Сияние
Шрифт:
Я знаю, что в мире двух одинаковых людей не бывает, а это значит, что мы с тобой ни на кого не похожи. Теперь ты далеко, что за несправедливость! С кем мне поговорить? За дверью я слышу шаги отца. Недавно он заглянул ко мне в комнату, но я послал его подальше. Ночью мне одиноко, без тебя этот город омертвел, время тянется, бесполезное, бесконечное, и я не надеюсь, что мне полегчает. Вчера ночью какие-то парни подожгли мусорный бак.
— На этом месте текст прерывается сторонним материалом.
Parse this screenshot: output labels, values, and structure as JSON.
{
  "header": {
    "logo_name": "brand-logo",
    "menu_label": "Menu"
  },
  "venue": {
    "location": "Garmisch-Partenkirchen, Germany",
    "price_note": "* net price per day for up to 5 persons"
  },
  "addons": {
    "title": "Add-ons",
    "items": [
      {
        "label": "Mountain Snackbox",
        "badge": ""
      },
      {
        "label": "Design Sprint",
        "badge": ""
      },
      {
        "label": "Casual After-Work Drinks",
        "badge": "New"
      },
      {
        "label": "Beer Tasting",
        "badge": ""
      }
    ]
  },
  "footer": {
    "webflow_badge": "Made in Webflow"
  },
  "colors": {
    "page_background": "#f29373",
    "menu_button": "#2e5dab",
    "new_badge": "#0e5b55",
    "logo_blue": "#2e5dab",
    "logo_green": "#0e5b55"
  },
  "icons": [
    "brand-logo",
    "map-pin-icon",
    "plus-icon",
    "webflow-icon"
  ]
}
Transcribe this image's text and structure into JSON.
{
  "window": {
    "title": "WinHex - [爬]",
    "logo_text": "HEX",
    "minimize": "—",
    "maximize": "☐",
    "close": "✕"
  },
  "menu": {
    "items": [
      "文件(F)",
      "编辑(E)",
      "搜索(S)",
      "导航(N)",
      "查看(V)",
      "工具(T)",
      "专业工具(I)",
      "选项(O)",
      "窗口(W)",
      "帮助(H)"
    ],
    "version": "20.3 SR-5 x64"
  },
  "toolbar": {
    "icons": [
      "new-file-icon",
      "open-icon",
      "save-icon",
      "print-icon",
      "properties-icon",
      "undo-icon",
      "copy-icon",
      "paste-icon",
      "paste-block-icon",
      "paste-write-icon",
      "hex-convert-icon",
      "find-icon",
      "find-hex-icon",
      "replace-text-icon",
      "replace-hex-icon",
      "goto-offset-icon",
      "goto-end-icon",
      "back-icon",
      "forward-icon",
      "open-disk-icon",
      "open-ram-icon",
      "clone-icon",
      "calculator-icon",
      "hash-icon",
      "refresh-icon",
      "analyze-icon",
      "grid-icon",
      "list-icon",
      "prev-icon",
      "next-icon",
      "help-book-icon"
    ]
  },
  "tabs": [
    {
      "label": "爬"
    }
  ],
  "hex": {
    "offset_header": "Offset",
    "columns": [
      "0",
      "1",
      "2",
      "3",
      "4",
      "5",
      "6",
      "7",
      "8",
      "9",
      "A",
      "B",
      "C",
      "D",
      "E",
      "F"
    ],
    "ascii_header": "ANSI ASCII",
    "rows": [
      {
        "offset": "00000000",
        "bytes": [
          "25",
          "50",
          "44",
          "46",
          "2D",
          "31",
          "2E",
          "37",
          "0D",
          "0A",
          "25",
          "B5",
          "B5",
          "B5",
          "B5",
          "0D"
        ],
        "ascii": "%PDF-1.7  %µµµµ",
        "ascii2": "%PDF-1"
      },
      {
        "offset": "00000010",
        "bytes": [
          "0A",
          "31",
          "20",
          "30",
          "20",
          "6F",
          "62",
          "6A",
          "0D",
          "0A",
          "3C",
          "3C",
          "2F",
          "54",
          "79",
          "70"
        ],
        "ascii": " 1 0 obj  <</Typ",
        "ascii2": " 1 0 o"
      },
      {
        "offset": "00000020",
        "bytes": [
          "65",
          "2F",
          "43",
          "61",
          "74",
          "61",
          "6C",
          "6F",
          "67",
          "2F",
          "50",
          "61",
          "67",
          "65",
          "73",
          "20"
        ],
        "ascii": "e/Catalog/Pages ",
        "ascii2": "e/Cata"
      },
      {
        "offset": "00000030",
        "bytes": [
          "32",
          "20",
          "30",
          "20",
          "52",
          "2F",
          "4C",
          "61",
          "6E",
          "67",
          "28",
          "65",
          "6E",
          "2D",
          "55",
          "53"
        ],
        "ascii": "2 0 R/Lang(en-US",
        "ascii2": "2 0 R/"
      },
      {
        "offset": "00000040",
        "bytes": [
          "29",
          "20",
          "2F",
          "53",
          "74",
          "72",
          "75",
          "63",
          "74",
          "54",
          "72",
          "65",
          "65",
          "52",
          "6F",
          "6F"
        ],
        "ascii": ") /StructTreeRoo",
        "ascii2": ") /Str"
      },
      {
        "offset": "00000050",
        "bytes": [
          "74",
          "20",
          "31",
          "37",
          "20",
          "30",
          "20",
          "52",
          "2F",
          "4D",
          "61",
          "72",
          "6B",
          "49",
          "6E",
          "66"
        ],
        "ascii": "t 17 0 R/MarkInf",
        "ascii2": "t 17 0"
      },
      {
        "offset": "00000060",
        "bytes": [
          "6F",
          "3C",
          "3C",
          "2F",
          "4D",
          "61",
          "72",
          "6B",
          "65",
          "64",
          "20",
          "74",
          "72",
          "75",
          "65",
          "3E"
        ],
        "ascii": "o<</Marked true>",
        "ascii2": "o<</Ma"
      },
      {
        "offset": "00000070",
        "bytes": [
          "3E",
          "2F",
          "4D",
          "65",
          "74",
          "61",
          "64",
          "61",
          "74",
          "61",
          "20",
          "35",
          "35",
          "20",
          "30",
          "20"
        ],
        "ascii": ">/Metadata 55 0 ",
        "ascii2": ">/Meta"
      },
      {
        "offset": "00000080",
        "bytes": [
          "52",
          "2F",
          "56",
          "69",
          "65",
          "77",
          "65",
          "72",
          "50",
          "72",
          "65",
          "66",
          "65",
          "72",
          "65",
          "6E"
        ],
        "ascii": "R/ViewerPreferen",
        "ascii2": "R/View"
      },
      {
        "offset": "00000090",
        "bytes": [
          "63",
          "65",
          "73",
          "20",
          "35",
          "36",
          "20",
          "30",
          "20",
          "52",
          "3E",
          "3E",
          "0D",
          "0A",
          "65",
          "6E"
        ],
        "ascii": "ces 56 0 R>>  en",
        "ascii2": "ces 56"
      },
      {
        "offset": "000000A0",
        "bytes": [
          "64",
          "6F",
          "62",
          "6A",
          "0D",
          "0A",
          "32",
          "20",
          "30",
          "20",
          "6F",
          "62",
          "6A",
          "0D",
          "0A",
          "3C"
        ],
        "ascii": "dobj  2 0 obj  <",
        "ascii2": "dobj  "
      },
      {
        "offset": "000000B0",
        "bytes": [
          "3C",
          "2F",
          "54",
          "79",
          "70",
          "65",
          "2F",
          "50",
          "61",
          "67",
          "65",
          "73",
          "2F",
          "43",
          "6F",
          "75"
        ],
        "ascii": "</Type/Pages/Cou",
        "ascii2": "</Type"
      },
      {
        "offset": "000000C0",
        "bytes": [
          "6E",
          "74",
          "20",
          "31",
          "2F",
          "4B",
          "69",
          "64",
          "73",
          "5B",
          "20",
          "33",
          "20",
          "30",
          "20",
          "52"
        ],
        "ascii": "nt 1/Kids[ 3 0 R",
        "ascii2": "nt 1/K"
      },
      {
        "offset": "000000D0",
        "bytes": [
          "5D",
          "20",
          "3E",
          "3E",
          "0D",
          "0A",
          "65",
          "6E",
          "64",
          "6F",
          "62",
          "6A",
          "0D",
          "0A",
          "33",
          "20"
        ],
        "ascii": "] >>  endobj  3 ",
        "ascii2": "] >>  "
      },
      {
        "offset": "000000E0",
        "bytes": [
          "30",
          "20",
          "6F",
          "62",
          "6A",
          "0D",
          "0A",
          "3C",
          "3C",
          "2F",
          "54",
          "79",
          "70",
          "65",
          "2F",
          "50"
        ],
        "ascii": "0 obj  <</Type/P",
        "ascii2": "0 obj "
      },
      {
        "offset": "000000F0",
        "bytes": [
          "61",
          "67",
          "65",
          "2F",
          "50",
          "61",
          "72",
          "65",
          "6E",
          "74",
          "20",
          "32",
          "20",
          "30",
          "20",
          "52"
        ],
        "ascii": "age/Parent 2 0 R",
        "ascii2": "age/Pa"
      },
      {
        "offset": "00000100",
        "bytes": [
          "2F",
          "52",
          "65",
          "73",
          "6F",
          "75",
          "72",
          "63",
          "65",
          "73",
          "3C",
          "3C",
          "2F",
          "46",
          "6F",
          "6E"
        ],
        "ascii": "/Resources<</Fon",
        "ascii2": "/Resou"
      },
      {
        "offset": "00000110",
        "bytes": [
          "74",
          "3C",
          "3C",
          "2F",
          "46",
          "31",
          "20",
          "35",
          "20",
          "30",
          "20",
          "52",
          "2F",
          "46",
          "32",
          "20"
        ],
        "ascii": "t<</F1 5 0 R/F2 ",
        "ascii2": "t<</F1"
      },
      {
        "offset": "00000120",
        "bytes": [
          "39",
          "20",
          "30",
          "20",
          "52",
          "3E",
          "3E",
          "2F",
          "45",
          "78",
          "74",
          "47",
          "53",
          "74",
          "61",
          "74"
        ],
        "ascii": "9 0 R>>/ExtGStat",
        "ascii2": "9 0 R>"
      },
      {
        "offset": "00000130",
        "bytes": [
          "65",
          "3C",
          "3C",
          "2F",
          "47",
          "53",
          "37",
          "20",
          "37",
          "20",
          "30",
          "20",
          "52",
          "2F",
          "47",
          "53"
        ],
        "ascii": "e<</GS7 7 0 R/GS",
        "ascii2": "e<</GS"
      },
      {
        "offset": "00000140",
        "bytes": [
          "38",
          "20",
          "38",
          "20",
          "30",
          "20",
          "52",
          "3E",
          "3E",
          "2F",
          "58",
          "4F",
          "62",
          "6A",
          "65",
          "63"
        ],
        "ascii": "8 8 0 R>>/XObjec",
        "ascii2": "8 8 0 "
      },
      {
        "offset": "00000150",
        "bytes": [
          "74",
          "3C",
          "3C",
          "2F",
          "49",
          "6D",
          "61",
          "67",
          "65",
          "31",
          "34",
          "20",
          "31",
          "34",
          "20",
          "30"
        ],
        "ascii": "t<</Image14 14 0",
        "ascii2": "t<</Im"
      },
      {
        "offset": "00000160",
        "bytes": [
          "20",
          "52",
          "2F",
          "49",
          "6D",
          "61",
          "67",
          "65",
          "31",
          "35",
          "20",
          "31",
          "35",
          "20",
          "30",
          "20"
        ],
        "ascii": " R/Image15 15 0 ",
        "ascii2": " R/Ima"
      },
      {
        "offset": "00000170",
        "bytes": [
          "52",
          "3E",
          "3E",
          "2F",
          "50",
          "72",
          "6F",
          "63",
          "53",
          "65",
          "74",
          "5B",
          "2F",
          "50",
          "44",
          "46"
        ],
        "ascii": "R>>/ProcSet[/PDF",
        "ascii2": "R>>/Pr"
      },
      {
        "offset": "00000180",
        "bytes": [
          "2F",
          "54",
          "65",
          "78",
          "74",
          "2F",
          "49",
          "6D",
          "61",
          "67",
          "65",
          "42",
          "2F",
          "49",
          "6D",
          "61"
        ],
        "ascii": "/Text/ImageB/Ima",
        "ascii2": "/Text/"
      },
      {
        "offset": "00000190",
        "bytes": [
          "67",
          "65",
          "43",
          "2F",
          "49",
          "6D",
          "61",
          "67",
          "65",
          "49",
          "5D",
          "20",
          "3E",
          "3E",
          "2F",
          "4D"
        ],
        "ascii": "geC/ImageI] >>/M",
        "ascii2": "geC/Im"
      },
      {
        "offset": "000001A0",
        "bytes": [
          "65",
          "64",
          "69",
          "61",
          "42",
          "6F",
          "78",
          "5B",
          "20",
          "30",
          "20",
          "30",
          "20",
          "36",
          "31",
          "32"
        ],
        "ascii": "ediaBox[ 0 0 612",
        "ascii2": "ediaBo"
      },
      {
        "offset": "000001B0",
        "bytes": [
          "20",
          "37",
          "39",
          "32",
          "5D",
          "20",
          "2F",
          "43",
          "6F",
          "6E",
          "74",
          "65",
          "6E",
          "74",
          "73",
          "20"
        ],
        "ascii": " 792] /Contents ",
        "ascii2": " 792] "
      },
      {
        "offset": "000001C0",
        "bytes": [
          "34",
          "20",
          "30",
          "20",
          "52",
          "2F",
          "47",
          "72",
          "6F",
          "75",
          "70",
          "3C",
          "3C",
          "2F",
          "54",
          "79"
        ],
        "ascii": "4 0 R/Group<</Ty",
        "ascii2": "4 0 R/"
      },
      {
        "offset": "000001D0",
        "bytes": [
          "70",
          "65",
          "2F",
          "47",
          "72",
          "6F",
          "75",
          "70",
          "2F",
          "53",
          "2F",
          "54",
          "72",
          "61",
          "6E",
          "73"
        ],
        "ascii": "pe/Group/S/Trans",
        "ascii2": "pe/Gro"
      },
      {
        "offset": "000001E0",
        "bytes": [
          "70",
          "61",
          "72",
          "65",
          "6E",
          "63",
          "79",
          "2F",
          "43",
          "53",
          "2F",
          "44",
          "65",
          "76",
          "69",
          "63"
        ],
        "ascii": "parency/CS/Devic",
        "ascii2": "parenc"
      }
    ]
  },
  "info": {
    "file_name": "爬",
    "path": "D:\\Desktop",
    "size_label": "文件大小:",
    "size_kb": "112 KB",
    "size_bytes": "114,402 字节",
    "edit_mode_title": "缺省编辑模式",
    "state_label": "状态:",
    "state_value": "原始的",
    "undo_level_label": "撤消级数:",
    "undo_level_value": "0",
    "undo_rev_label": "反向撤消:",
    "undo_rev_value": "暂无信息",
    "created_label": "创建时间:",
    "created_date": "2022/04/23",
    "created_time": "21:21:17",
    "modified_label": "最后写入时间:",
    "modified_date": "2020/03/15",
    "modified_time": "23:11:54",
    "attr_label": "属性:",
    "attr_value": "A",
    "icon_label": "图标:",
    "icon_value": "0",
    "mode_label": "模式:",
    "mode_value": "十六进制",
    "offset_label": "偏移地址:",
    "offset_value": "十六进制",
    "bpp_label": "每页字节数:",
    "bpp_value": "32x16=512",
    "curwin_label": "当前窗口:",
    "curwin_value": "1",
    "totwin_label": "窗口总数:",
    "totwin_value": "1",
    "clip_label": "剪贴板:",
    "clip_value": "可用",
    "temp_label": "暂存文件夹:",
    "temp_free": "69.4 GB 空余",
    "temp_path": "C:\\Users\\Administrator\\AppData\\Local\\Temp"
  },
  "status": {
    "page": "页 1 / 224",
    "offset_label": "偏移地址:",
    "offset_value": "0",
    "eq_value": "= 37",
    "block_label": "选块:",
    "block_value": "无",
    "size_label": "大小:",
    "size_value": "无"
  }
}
Впервые я наблюдал такое бешенство, такую силу: они пинали его что было мочи, пытались опрокинуть! Их свирепая злоба явилась для меня настоящим чудом. Мне так хотелось, чтобы ее огонь поглотил все вокруг! Мне казалось, что бензин повсюду, даже в реке, и я мечтал, чтобы она вспыхнула. А потом хлынул ливень. Река разлилась, вода под мостами вышла из берегов, увлекая за собой баржи и причалы. Перевернутые лодки неслись в сторону моря, посреди неудержимых, точно подводные ключи, потоков воды.
Я подписывался первой буквой имени, старался избегать мужского рода. Боялся, что письмо могут прочесть. Хоть казарма и не тюрьма, но суть одна и та же – наводящее ужас здание, обнесенное колючей проволокой.
Я с трепетом ждал его писем. Они хоть как-то скрашивали мысль о разделяющих нас километрах. Марка с почтовым штемпелем и помятый почтальоном конверт были мне дороже всего на свете. Казалось, я живу в прошлом тысячелетии, когда на свете еще существовали герои, когда каждая весточка была пропитана кровью. Я внюхивался в тонкие конверты. В этих длинных письмах он писал мне о полных мелочей, ничем не примечательных буднях. «Паек так себе, но есть можно. Теперь я умею ползать по-пластунски. Я научился стрелять». Он и вправду казался туповатым солдатом, у которого была далекая благая цель, не имевшая ни малейшего отношения к его собственной жизни. Его пугала моя настойчивость. Но чего ему было бояться? Того, что я пришлю ему фотографию своего возбужденного члена с припиской «С любовью, Гвидо»? Когда он звонил из одной и той же телефонной кабины, я слышал, как гулко и слишком уж быстро проваливаются в автомат жетоны. Я укорял его за холодные письма, на что он мрачно отвечал, что не умеет писать так же цветисто, как я. Я представлял себе, как он стирает белье, как сидит на раскладушке и ест печенье, как ему на брюки сыплются крошки, думал о его бритой макушке. Я брал тонкие страницы и смотрел на них против света, и тогда они начинали светиться, а слова смешивались. Оставалась лишь тонкая вязь синих узоров, искусное кружево его почерка. Я старался разглядеть за этим узором другое письмо, более нежное, более страстное, написанное невидимыми чернилами. Я искал очертания букв, которых не разобрал бы никто, кроме меня. Я старался прочесть то, другое письмо.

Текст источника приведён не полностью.